The Residential Construction Liability Act (RCLA) is the governing law for both residential construction disputes and the procedure to follow before there is litigation. The law provides a lot of guidance, but most contractors know little about it or how to use it. The RCLA can be used by contractors to limit liability and resolve issues out of court.
The process is all about communication between the homeowners and contractors, as governed by the terms of the RCLA. The RCLA most frequently concerns only builders, large remodelers, and warranty companies. It applies to any action to recover damages arising from a construction defect, but it does not apply to personal-injury, wrongful-death, or damage-to-goods claims.
The RCLA provides a great opportunity to limit exposure if the contractor makes a “reasonable” offer of settlement to a homeowner. The ultimate decision-maker (judge, jury, or arbitrator) will determine if the offer was reasonable. Most importantly, if the homeowner rejects a reasonable offer, in a later lawsuit he can recover only the cash value of that offer plus any legal fees incurred up to the date of the offer was rejected.
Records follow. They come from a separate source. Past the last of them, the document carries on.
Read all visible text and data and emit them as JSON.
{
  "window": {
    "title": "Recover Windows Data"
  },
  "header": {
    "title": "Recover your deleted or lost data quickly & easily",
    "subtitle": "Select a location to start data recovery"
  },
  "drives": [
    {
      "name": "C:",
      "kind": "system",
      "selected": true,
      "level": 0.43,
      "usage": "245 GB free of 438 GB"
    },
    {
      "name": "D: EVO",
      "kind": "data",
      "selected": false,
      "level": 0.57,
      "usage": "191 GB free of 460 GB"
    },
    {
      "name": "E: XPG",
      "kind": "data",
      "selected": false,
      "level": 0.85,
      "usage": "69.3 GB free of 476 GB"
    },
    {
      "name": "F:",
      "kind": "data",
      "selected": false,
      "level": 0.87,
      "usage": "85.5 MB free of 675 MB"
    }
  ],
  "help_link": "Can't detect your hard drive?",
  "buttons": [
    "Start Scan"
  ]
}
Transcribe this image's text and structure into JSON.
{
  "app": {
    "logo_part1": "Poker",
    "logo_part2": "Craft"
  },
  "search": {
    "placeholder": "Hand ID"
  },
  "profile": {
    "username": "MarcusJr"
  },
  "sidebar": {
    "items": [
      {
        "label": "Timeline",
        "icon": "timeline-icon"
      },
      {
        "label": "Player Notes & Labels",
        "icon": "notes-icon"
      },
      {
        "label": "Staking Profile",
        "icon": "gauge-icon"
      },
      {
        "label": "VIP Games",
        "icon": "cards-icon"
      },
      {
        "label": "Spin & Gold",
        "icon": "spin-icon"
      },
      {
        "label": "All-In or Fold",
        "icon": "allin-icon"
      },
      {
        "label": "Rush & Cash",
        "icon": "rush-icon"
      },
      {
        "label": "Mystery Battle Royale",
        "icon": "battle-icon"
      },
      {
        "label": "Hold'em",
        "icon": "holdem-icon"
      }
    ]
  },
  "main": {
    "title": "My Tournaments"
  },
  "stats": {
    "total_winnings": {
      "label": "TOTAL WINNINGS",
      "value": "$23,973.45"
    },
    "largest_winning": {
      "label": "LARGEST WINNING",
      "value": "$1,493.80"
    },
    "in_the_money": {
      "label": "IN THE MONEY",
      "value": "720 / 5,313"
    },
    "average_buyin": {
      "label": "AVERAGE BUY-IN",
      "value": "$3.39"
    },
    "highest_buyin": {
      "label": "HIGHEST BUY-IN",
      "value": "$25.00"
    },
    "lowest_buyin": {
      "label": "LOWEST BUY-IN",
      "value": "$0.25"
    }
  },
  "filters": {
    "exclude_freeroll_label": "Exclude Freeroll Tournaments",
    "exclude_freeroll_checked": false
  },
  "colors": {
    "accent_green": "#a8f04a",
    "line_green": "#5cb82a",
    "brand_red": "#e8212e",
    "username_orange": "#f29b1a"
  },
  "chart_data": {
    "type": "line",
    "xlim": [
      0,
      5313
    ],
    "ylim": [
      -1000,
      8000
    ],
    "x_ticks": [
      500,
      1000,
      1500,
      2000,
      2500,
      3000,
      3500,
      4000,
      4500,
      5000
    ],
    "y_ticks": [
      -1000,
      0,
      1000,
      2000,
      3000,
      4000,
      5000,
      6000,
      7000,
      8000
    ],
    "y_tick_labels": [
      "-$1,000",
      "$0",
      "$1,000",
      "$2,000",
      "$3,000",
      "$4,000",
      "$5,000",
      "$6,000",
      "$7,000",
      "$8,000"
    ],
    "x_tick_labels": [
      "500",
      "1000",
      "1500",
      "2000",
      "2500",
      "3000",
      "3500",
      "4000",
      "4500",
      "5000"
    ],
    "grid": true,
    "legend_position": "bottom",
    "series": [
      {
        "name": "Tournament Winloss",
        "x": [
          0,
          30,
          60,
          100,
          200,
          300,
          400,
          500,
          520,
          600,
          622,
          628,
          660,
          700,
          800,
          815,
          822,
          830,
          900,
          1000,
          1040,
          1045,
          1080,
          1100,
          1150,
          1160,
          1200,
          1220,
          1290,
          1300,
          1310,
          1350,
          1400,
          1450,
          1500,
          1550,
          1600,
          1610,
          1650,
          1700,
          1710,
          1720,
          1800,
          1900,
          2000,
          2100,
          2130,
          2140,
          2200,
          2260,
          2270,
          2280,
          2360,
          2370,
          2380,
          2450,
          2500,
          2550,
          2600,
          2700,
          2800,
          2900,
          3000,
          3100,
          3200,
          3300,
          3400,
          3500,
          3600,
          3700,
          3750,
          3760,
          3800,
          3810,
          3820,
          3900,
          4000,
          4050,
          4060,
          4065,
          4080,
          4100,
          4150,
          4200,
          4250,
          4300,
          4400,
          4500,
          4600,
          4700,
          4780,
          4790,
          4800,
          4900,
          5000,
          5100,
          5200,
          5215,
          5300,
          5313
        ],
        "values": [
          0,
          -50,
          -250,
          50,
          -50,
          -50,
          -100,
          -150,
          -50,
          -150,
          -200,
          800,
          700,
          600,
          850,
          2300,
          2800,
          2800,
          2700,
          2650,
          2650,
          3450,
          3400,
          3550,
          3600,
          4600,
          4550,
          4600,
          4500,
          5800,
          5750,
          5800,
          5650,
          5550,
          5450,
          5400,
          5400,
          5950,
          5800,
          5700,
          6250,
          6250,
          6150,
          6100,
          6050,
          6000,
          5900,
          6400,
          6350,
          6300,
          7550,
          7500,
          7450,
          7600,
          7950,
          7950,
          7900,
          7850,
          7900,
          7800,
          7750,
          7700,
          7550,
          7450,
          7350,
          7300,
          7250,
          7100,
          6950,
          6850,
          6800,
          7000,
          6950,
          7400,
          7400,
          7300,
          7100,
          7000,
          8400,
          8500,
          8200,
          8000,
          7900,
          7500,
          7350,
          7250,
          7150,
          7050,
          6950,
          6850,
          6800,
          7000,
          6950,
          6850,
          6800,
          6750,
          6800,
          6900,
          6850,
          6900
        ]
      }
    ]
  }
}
Here’s how it works. The homeowner must notify the contractor, describing in reasonable detail the nature of the complaint, 60 days before filing suit. After receiving that letter a contractor has 35 days to inspect the home and 45 days in which to make the offer. The homeowner has 25 days to accept or reject the offer and must state in reasonable detail why it is unreasonable. The contractor then has 10 days in which it may make a supplemental offer.
The categories of damages the offer should address (if they are justified) are the categories of damages available under the RCLA: (1) the reasonable cost of repairs necessary to cure any construction defect; (2) the reasonable and necessary cost for the replacement or repair of any damaged goods in the residence; (3) reasonable and necessary engineering and consulting fees; (4) the reasonable expenses of temporary housing reasonably necessary during the repair period; (5) the reduction in current market value, if any, after the construction defect is repaired if the construction defect is a structural failure; and (6) reasonable and necessary attorney’s fees. The offer does not need to include all of these categories. But, since these are the types of damages available under the statute, it is good practice to include an amount for each category to the extent it is justified.
The statute can be confusing, as such it is always a good idea to engage competent legal counsel at the outset of this process to ensure you’re following the statute and doing everything possible to limit exposure.